Promoting academic Dialog: The first Scholarship Holder at the Post-Graduate School of Waldorf Pedagogy at the Alanus University is presenting his Ph.D. Thesis
Although Waldorf pedagogy ranks among the most successful reformed pedagogic approaches, and enjoys great demand worldwide, it has up to now only played a subordinate role in scientific discourse. The Post-Graduate School of Waldorf Pedagogy at the Alanus University in Alfter, near Bonn, wishes to change this: For three years at a time it is funding doctoral theses, which in particular look into the pedagogic practice of the Waldorf schools, and thus, independently of matters of ideology, enter into an educational science dialog with other positions. Out of the currently seven scholarship holders in the program, the first Ph.D. student has just concluded his work. Frank Steinwachs presented his doctoral thesis to Prof. Dr. Nine Miedema of the University of Saarland, with the publication of which he is awarded the doctorate.
In his research project, he investigates the didactic literary basis for the German tuition at Waldorf schools, focusing on the 11th grade, where the examination of the Middle High German epic poem “Parzival” forms part of the curriculum. The work is not only the starting point for examining literature and linguistics, but, in view of the biographic situation of the students, the content of it is also especially suited to them as teaching material.
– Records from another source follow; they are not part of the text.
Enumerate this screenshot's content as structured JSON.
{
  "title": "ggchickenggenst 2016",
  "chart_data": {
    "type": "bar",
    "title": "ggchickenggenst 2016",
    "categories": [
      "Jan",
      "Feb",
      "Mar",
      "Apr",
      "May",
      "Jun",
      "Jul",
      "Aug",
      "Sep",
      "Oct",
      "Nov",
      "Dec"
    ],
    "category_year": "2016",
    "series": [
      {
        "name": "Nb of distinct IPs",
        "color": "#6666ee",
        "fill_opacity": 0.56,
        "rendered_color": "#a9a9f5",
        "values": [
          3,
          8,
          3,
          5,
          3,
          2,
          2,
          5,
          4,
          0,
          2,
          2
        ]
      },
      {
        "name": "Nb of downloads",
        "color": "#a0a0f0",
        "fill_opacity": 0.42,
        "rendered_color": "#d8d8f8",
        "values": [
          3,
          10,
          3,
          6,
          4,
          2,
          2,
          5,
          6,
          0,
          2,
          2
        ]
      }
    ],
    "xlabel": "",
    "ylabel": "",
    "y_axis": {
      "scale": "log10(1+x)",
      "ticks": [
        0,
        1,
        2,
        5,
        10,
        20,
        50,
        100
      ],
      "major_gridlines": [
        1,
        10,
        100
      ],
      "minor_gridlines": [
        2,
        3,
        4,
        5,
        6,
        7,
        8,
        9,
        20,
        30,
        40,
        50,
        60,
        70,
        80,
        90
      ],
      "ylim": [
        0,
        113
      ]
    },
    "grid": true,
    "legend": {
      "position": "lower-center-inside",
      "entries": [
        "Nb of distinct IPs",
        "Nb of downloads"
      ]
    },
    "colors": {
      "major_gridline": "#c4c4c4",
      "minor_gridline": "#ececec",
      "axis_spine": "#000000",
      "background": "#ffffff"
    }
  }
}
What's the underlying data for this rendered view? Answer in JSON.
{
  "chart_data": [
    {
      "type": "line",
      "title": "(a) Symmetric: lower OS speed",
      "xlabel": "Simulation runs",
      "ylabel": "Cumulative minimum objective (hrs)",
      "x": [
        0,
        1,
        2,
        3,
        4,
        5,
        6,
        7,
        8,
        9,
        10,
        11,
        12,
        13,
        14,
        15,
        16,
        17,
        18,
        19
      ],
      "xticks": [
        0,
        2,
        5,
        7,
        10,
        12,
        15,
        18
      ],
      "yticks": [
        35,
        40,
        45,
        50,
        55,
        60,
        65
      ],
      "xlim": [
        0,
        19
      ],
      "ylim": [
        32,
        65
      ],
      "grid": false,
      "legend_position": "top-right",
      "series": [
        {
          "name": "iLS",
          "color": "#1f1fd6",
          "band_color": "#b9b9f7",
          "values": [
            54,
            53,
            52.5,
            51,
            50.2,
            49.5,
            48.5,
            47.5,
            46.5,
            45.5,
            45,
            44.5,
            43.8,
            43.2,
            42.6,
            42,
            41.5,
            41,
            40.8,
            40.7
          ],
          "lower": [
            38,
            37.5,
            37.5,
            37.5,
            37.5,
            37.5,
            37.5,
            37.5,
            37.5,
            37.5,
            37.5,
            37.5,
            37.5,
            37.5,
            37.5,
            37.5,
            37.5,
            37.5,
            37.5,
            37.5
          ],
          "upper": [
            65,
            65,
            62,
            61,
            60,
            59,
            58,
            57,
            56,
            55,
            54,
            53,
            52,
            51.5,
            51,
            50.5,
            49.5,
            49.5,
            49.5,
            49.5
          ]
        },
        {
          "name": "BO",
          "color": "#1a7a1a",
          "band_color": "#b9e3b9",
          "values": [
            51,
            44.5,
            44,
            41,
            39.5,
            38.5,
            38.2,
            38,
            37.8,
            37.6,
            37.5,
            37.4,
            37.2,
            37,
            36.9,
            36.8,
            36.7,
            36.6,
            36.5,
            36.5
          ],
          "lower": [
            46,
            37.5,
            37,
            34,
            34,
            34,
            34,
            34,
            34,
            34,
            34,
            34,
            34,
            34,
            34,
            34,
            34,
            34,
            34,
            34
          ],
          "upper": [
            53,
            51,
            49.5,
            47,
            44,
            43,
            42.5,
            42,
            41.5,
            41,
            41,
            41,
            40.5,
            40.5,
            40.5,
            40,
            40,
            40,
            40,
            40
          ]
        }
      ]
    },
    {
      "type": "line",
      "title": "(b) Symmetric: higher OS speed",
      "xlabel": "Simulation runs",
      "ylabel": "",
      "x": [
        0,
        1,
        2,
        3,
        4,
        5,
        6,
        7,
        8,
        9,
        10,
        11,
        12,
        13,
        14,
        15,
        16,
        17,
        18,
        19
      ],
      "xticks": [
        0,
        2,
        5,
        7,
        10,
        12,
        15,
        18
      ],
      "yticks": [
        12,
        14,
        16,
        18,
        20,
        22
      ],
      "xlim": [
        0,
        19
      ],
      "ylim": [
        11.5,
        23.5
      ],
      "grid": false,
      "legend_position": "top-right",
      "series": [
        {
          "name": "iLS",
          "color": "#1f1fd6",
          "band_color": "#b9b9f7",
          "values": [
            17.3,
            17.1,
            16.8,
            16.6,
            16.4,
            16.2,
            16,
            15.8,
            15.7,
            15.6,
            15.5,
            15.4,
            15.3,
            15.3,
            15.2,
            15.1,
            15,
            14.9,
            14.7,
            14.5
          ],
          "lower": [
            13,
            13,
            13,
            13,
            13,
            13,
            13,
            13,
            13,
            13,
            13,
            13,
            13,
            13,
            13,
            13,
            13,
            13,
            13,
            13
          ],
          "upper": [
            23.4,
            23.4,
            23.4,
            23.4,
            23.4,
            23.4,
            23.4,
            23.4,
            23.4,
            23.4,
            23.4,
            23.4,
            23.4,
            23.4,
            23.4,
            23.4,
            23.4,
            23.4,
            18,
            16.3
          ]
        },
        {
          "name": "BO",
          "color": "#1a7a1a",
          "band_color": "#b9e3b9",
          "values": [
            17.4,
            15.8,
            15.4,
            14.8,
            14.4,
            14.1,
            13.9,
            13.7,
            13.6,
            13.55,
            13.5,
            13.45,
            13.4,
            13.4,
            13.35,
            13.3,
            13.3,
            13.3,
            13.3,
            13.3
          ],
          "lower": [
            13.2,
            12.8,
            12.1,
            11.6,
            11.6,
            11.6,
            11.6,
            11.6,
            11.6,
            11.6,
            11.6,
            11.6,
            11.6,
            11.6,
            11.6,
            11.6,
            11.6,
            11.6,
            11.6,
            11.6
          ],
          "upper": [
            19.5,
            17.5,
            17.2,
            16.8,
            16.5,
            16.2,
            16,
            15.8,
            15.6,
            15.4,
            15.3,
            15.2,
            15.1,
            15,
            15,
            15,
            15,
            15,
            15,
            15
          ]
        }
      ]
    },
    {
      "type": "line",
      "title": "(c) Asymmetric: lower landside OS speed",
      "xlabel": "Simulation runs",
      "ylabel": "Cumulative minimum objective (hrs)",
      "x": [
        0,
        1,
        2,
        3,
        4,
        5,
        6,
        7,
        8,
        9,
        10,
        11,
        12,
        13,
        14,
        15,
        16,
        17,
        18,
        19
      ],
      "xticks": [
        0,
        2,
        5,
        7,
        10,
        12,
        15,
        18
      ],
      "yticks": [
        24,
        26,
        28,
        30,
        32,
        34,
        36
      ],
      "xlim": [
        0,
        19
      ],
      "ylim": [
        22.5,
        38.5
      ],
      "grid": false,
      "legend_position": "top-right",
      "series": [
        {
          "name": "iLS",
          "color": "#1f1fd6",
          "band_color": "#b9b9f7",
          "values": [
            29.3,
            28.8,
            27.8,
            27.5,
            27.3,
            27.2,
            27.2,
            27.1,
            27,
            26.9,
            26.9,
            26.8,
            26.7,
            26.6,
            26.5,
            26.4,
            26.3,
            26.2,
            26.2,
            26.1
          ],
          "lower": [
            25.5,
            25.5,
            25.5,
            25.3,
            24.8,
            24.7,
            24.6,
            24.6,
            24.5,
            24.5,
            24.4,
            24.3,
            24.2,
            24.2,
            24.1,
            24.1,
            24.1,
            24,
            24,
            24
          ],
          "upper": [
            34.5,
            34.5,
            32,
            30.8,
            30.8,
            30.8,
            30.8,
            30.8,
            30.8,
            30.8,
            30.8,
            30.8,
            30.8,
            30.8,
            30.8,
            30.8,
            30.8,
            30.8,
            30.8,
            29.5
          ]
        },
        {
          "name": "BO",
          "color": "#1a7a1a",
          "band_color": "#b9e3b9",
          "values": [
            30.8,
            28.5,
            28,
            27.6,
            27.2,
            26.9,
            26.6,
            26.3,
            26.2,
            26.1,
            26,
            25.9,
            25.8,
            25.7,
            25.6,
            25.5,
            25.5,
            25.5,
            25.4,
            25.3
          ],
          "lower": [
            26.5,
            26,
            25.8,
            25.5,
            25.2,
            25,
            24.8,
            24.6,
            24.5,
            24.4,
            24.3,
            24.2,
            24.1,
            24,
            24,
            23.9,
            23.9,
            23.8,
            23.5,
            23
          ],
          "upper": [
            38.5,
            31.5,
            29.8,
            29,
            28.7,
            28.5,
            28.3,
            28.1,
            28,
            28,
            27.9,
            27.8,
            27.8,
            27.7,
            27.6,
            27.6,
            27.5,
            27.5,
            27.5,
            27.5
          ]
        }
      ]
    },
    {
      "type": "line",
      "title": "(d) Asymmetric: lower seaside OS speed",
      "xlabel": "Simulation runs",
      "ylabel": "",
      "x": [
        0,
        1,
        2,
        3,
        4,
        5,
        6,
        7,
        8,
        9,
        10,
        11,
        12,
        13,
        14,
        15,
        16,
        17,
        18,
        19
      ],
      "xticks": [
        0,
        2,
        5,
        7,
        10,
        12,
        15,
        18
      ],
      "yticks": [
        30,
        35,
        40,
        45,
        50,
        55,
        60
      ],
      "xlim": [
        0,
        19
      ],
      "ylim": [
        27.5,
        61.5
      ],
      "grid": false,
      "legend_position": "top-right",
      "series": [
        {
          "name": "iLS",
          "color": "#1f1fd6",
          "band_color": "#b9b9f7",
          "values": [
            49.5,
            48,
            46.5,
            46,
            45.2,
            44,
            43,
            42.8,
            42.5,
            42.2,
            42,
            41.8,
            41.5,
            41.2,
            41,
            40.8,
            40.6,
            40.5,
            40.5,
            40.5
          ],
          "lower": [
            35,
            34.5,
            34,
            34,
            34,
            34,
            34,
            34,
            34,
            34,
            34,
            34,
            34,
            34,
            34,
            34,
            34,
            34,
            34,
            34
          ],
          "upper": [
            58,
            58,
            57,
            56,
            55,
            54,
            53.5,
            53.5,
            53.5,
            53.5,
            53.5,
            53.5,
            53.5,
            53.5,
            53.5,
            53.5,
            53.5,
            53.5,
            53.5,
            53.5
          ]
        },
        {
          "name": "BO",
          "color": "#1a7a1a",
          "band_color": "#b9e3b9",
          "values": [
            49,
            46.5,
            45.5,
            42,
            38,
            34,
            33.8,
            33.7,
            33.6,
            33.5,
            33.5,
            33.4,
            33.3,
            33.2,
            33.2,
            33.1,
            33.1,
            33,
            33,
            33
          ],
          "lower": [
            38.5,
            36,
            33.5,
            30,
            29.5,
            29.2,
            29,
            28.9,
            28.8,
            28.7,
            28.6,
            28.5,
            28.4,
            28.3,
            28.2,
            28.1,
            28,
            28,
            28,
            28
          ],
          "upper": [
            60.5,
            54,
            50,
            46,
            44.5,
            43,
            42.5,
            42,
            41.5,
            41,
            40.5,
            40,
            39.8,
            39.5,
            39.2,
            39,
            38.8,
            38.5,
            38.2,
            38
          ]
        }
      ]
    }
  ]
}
In a phase of life in which they themselves are looking for direction, the text from the Middle Ages gives them a surprising number of points of reference: Based on Parzival’s fate, the young people can discuss timeless questions concerning identity and self-determination, and examine such topics as upbringing, love and the search for the meaning of life.
At the Post-Graduate School, Steinwachs appreciates the broad specialist range of the faculty, which consists of professors from various universities – including those in Rostock, Passau, Oldenburg or Leipzig. “That has fruitfully extended the exchange, because we could not be satisfied with internal and alleged self-evident truths”, he writes in a final report. “As a result, an extended and comprehensive academic perspective arose for me, which, after 17 years’ professional experience – also as a lecturer in teacher training – enabled me to take fresh perspectives on a Waldorf pedagogy viewed from an educational science and didactic point of view.”
The program is funded by SAGST, the Pedagogic Research Center at the Federation of Free Waldorf Schools, and the company Stockmar. “The Post-Graduate School of Waldorf Pedagogy is an important step towards also making the Waldorf pedagogy that has many times over been proven and tested academically accessible”, states Achim Grenz, Member of the Executive Board at SAGST. “Not least, we hope, thereby, to interest the next generation of undergraduates and graduates in scientific work, and thus also create the prerequisite for future post-doctoral professorship and research qualifications or professorships in the field of Waldorf Pedagogy.”
More on the Post-Graduate School of Waldorf Pedagogy:
The Post-Graduate School was launched at the Alanus University in 2015. It serves to promote the next generation of scientists within Waldorf pedagogy, and has set itself the aim of systematically taking up research questions from this field, pursuing them, and thereby integrating them into the academic examination. The School awards doctoral scholarships in the amount of a maximum of EUR 1,500 per month, and assists Ph.D. students for three years, not only financially, but also with courses, colloquiums and continuing scientific education. “In this way”, emphasizes Prof. Dr. Jost Schieren, Head of the Post-Graduate School, “the scholarship holders receive targeted assistance with their subject matter, in order to be able to discuss their Waldorf pedagogy doctoral thesis topic in the context of academic educational science. Besides those currently running, a further ten or so scholarships can be awarded.”